Ceramide and cardiovascular risk in obesity

肥胖症中的神经酰胺和心血管风险

• 批准号: 6821011
• 负责人: FAHUMIYA SAMAD
• 金额: $ 49.14万
• 依托单位: LA JOLLA INST FOR MOLECULAR MEDICINE
• 依托单位国家: 美国
• 财政年份: 2004
• 资助国家: 美国
• 起止时间: 2004-07-15 至 2009-06-30
• 项目状态: 已结题
• 来源: https://reporter.nih.gov/project-details/6821011
• 关键词: adipocytes; adipose tissue; biological signal transduction; cardiovascular disorder risk; ceramides; gene induction /repression; genetically modified animals; hyperinsulinism; in situ hybridization; laboratory mouse; obesity; pathogenic diet; plasminogen activator inhibitors; polymerase chain reaction; sphingosine; tumor necrosis factor alpha

DESCRIPTION (provided by applicant): Obesity is reaching epidemic proportions in western societies and over 65% of the adult U.S. population is either overweight or obese and will likely suffer clinical cardiovascular complications in the years ahead.

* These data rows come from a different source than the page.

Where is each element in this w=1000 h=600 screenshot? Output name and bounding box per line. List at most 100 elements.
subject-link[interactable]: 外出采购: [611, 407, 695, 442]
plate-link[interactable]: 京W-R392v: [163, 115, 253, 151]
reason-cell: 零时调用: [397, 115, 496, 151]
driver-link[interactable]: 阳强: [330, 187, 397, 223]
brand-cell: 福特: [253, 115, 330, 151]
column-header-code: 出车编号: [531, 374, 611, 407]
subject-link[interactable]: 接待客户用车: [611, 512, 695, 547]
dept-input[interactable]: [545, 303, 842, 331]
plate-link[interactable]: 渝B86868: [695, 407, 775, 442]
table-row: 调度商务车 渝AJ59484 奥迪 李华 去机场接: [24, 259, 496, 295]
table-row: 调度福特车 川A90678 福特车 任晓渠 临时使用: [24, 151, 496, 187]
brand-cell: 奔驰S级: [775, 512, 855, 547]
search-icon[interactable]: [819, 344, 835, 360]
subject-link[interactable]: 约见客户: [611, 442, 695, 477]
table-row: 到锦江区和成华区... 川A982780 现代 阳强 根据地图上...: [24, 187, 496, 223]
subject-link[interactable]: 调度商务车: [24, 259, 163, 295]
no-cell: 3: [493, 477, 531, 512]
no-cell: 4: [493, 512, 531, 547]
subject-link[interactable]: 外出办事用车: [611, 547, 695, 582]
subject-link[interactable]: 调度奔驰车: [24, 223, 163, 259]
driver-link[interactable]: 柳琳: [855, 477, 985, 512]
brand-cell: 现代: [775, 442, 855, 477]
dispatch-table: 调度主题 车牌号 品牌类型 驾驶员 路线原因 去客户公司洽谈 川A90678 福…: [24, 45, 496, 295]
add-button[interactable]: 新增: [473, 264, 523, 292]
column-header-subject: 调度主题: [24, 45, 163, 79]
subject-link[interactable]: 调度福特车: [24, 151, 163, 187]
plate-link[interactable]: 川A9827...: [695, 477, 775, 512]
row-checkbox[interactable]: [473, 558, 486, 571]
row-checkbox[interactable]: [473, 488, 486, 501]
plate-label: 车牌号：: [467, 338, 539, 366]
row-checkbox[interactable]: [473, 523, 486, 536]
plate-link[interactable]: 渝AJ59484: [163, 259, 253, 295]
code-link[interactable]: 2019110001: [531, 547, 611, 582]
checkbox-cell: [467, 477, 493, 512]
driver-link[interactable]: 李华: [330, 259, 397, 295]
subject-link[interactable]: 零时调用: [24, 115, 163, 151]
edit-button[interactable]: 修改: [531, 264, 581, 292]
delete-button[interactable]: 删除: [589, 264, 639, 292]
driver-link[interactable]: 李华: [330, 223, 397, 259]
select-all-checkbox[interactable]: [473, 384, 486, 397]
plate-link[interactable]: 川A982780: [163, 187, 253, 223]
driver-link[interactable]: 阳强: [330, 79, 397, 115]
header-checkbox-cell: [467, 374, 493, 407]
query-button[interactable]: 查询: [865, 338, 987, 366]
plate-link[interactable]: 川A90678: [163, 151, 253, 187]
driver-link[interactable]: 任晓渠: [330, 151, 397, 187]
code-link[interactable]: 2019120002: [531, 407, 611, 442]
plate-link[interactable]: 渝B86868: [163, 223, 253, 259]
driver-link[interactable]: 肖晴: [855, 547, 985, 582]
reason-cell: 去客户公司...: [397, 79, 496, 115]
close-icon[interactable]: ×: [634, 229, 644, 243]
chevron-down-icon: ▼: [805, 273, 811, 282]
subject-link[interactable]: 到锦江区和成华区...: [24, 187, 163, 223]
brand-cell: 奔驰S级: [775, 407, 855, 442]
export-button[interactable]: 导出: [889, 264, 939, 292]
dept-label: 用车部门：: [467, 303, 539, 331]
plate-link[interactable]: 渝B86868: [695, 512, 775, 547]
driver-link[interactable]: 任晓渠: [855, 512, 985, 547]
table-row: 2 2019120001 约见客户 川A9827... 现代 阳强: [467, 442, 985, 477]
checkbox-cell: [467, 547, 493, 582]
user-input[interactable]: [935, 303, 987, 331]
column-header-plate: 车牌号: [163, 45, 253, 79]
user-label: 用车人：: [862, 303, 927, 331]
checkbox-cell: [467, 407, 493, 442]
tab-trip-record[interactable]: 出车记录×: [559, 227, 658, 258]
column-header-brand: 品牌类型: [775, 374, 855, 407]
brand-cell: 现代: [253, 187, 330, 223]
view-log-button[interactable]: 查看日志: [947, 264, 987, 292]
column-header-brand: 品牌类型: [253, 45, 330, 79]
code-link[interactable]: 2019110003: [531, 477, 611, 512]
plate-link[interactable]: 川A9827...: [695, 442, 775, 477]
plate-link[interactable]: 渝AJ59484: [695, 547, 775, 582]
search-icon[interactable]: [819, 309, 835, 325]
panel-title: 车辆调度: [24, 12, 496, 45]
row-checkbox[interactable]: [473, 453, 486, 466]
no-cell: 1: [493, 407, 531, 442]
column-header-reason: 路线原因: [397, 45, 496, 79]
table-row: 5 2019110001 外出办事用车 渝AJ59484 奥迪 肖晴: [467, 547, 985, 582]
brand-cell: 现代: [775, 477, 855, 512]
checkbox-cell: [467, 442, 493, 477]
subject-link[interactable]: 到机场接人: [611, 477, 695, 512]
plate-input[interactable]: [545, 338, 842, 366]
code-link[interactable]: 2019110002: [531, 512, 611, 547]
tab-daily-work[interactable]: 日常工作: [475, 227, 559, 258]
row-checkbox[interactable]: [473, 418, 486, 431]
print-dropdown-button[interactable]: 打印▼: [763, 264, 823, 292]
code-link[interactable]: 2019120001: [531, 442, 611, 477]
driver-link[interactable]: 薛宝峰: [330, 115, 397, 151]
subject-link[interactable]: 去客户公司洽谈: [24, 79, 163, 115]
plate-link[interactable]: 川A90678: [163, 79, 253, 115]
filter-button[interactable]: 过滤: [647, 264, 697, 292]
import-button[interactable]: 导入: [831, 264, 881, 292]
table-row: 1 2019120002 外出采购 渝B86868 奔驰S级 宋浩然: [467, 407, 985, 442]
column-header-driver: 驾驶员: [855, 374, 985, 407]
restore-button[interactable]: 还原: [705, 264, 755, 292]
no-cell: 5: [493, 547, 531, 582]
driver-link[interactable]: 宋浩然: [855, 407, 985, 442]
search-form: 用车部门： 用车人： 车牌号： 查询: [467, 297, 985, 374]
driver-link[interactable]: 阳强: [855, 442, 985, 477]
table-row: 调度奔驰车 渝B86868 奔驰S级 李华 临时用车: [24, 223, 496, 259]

In order to develop rational therapeutic approaches to treat the cardiovascular conditions attributable to obesity we need to first develop a comprehensive understanding of the molecular mechanisms of obesity-associated cardiovascular risk. Recent studies have documented the importance of the lipid second messenger, ceramide, in a variety of disorders including obesity, diabetes and atherosclerosis. The overall goal of this proposal is to use the pro-thrombotic cardiovascular risk gene, plasminogen activator inhibitor-1 (PAl-l), as a read out, to evaluate the role played by ceramide in the cardiovascular risk associated with obesity. In Aim 1 we will initially test the hypothesis that the levels of ceramide itself are elevated in adipose tissues in obesity, and that the hyperinsulinemia and elevated TNF-alpha associated with obesity contribute to this increase. In Aim 2, we will use PAl-1 as a read-out to test the hypothesis that ceramide and/or its bioactive metabolites, sphingosine and sphingosine-l-phosphate, are important regulators of cardiovascular risk in obesity, and that this pathway also contributes to obesity-associated increase in PAl-1 mediated by insulin and TNF-alpha. We also will determine signaling mechanisms that link ceramide to PAl-1 expression in the adipocyte. Finally, in Aim 3, we will test the hypothesis that membrane-bound TNF-alpha in the adipose tissue/adipocytes is an important mediator of increased ceramide and PAl-1 in obesity. These studies will not only advance our understanding of the molecular mechanisms that contribute to the induction of PAl-l, a gene that is consistently up regulated in obesity and positively correlated with cardiovascular risk, but will be clinically significant as they may directly identify novel pathways that link obesity to increased cardiovascular risk.

描述（由申请人提供）：肥胖在西方社会达到流行病的程度，超过65%的美国成年人超重或肥胖，并可能在未来几年遭受临床心血管并发症。为了开发合理的治疗方法来治疗由肥胖引起的心血管疾病，我们需要首先全面了解肥胖相关心血管风险的分子机制。最近的研究已经证明了脂质第二信使神经酰胺在包括肥胖、糖尿病和动脉粥样硬化在内的各种疾病中的重要性。本提案的总体目标是使用促血栓性心血管风险基因，纤溶酶原激活物抑制剂-1 （pal -1）作为读取值，评估神经酰胺在肥胖相关心血管风险中的作用。在Aim 1中，我们将初步验证肥胖患者脂肪组织中神经酰胺本身水平升高的假设，以及与肥胖相关的高胰岛素血症和tnf - α升高导致这种增加。在Aim 2中，我们将使用PAl-1作为读值来验证神经酰胺和/或其生物活性代谢物，鞘氨醇和鞘氨醇-l-磷酸，是肥胖心血管风险的重要调节因子的假设，并且该途径也有助于胰岛素和tnf - α介导的肥胖相关PAl-1的增加。我们还将确定神经酰胺与脂肪细胞中PAl-1表达之间的信号机制。最后，在Aim 3中，我们将验证脂肪组织/脂肪细胞中膜结合的tnf - α是肥胖中神经酰胺和PAl-1增加的重要介质的假设。这些研究不仅将促进我们对诱导pal - 1（一种在肥胖中持续上调并与心血管风险正相关的基因）的分子机制的理解，而且将具有临床意义，因为它们可能直接确定将肥胖与心血管风险增加联系起来的新途径。